If you really did send in “the 686c form and supporting documents to add my husband as a dependent 12 times since we married last July” I can imagine that the reaction to more mail from you is to just bury it deeper in the stack. It's not been a year yet and you've mailed the same documents 12 times?
To add dependents may take 2 years from the date the original letter being mailed in to them. It isn't a high priority to them but they will get to it, they always do.
You must wait your turn. There are estimated to be 400,000 to 600,00 files waiting in that line and they get to them one by one. No priority is assigned to any one file.
That the rules about your disability are on your side makes no difference if you didn't timely respond in 30 days or 60 days with precise instructions. You are talking about your condition, they are addressing the process.
If they say you missed a C & P and you say you weren't aware of it, they're right, you're wrong. It's their game, their rules...etc.
I'm not sure of the date you received the proposal letter ("last fall") but you had 2 periods for actions that would have derailed the VA action.

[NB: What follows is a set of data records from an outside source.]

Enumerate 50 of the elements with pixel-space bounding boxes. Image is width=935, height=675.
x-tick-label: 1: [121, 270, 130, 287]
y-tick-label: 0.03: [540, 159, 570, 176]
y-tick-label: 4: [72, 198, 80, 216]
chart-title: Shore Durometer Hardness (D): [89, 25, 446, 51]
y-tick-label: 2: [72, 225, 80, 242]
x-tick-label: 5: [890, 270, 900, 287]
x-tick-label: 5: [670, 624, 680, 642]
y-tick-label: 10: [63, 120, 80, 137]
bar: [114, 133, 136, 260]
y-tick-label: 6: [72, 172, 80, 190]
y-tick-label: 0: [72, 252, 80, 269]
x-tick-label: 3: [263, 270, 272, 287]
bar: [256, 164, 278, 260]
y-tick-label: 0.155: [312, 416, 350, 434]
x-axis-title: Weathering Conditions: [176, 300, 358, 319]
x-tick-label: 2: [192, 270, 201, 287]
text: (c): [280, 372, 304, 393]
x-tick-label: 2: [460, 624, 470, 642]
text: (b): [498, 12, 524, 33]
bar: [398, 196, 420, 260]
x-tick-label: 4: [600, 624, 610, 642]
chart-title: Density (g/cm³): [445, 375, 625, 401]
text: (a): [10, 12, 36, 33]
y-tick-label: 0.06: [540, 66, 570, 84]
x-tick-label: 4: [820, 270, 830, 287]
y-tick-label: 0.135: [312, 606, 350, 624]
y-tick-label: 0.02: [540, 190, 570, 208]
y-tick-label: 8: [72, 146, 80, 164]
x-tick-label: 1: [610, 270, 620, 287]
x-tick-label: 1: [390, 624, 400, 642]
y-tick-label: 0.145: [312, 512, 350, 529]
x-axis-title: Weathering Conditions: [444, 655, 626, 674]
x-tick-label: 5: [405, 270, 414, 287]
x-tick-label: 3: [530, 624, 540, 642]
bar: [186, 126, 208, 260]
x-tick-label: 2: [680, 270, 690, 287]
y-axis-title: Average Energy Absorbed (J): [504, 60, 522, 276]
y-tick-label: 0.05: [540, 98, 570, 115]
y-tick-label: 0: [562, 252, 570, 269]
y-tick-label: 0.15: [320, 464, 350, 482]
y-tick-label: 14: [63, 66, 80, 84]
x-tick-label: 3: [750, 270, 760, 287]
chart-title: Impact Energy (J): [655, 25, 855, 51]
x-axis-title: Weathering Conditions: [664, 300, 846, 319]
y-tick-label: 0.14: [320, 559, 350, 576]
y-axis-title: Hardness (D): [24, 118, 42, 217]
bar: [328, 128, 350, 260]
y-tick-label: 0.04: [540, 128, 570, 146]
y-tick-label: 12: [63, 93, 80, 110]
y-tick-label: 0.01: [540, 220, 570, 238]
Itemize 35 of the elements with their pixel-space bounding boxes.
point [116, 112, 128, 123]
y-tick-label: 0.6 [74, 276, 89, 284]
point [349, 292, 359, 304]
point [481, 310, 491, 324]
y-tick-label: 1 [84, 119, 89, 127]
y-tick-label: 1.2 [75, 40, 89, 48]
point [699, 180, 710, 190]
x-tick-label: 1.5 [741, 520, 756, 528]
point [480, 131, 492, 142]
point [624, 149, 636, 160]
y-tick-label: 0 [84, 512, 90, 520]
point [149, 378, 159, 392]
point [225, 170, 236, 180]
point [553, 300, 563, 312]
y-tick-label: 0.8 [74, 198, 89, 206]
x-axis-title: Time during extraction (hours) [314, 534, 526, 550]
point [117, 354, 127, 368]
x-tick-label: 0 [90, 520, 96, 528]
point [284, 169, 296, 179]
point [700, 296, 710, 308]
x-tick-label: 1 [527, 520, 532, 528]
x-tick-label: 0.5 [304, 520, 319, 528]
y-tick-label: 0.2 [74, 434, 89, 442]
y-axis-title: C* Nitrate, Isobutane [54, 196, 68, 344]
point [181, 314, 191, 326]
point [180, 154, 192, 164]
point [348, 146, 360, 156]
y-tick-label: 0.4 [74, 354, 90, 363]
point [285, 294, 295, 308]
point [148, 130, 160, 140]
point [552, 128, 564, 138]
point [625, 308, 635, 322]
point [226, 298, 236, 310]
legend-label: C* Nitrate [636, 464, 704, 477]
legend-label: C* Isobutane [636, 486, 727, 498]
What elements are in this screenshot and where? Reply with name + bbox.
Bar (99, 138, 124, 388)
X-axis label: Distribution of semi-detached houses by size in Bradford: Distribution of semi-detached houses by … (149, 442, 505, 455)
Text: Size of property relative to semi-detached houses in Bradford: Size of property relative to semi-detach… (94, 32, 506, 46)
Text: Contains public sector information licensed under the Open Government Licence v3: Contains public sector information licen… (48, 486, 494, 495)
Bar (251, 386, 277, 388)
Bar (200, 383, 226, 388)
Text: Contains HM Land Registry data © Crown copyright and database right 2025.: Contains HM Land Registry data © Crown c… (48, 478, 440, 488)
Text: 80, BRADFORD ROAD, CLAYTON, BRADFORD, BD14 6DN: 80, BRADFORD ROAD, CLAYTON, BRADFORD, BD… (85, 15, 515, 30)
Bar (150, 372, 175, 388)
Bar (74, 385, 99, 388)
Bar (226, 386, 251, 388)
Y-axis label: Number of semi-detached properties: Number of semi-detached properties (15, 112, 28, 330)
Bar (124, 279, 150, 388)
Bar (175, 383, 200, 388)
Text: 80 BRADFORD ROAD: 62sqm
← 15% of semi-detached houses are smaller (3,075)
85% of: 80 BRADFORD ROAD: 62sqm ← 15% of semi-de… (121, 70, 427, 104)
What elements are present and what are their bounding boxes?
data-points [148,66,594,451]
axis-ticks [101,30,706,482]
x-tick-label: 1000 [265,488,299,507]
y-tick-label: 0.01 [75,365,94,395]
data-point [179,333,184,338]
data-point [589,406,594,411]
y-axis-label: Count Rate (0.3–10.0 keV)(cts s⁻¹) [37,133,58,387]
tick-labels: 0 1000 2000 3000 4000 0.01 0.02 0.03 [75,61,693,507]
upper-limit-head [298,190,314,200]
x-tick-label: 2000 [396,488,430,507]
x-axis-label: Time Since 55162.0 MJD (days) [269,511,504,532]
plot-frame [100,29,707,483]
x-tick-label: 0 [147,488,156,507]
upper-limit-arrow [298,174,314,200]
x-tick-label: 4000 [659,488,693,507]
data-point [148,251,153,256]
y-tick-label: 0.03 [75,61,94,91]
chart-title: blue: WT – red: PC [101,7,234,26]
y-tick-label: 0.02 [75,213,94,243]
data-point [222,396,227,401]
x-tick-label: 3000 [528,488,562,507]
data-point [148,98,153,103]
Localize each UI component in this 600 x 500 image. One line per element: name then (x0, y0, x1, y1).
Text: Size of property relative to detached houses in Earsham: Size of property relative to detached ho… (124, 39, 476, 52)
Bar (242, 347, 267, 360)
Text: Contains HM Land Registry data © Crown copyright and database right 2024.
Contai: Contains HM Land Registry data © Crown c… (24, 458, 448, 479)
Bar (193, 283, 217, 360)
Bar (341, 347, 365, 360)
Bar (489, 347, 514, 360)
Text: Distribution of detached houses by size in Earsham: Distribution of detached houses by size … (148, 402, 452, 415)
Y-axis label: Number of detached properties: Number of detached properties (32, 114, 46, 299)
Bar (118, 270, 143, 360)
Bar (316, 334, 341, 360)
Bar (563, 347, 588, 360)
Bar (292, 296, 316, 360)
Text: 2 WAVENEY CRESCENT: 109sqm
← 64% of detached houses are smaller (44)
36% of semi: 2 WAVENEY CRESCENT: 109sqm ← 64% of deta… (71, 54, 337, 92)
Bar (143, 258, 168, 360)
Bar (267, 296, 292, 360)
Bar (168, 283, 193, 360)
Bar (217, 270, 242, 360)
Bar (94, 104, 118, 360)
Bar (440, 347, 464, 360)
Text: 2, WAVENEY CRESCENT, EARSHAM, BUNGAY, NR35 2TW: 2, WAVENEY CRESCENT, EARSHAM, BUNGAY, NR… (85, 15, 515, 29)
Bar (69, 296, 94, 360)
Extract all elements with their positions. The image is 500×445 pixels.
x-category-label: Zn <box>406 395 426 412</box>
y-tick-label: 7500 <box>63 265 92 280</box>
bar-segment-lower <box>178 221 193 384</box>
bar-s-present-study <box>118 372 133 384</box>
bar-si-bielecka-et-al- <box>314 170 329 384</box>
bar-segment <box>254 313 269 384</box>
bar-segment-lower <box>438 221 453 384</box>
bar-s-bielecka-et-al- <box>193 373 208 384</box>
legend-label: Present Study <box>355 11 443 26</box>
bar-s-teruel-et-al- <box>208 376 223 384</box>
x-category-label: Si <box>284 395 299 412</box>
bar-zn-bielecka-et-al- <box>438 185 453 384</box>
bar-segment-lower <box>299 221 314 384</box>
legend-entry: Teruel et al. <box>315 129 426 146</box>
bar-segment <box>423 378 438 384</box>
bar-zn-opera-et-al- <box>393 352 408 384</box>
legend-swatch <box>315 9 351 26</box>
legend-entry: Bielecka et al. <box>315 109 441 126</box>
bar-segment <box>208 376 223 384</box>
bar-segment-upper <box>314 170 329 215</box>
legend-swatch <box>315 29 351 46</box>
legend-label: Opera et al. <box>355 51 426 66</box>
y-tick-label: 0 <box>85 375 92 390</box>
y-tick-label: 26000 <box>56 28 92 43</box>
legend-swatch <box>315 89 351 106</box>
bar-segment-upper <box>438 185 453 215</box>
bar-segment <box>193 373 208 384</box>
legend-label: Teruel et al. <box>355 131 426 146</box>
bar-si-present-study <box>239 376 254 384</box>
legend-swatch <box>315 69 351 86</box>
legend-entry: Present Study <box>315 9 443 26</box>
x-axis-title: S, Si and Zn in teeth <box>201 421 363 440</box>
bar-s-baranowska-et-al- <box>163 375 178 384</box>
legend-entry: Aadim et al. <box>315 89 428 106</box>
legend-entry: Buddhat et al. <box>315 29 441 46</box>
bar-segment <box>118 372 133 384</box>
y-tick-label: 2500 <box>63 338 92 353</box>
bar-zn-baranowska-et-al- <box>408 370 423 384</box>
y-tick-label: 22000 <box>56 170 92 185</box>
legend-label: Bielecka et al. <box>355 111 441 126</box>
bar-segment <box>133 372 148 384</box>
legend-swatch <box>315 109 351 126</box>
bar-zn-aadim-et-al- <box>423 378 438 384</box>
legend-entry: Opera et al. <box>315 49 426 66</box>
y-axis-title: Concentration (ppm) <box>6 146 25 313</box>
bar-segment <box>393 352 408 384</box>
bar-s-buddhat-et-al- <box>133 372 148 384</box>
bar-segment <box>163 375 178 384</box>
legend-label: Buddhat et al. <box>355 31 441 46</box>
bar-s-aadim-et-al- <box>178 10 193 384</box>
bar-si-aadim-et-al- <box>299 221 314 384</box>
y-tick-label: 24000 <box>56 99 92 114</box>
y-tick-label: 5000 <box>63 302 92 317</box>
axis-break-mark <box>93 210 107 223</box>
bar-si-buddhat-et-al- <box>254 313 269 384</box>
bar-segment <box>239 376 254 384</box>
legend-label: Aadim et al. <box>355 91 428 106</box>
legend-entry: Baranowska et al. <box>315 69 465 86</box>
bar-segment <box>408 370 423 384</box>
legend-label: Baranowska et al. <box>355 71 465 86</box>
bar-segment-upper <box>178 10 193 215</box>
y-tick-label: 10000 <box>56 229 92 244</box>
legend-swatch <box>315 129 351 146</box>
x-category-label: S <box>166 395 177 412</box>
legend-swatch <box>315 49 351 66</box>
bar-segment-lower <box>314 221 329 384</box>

That 30 and then that 60 day period. Those are gone. You can now quote regulations and test results all you want but the law (their rules) is going to support them.
Now all that's left to do is appeal... NOD.
You have a year to do that.
You say that things aren't "entered" in your file. I assume that you are calling the VA to find that out. I recommend that one never call the toll free number because the answer is always incorrect. The toll free number is now being answered in national call centers. The call center employees are the bottom of the barrel of employees. They're new and untrained and have no supervision.
The computer screen they see is an antique. The system that is used is old software, inadequate for all but very simple applications. The screens are complex and the data is often not updated for 60 days at a time. In a recent conversation with a "VA Insider", a trusted executive who gives me inside information, he tells me bluntly that the call center employees know that they have to lie to you in order to get you off the phone and they do so freely.
Never, ever call the VA except to ask for a weather report. That too will be wrong. The person you are speaking with has no idea of what is or isn't in your file. They just want you off their phone.
Your appeal will likely take a year, maybe two. As you missed the 'timely' deadlines it is now just a routine appeal. Had you responded in 60 days you would have had an option for an expedited Decision Review Officer (DRO) process de novo review. That's the point that most of thse reduction actions get favorably resolved. However, once past that 60 days, they won't accept that.
You can win the appeal, I doubt that you will win it quickly. Again, I do a lot of these from asthma to cancer to combat injuries and it's a routine process with distinct requirements to make it go away. I've handled a dozen or so in the last year and won them all. But I haven't had one where all time lines were missed. That really hurts.
I'll be happy to assist you as you go forward. If so, I'd like to see a PDF scan of the original letter proposing to reduce so that I may look for any errors on their part. Please redact any personal data like your SSN first.
If you are denied again, and you very well may be, you will need a lawyer. I tell you that so you understand that everything you do from now forward is to buff up your data for an appeal to BVA or CAVC. This could get extremely complex so you want to get in a mind set that you will land in a more formal setting some day.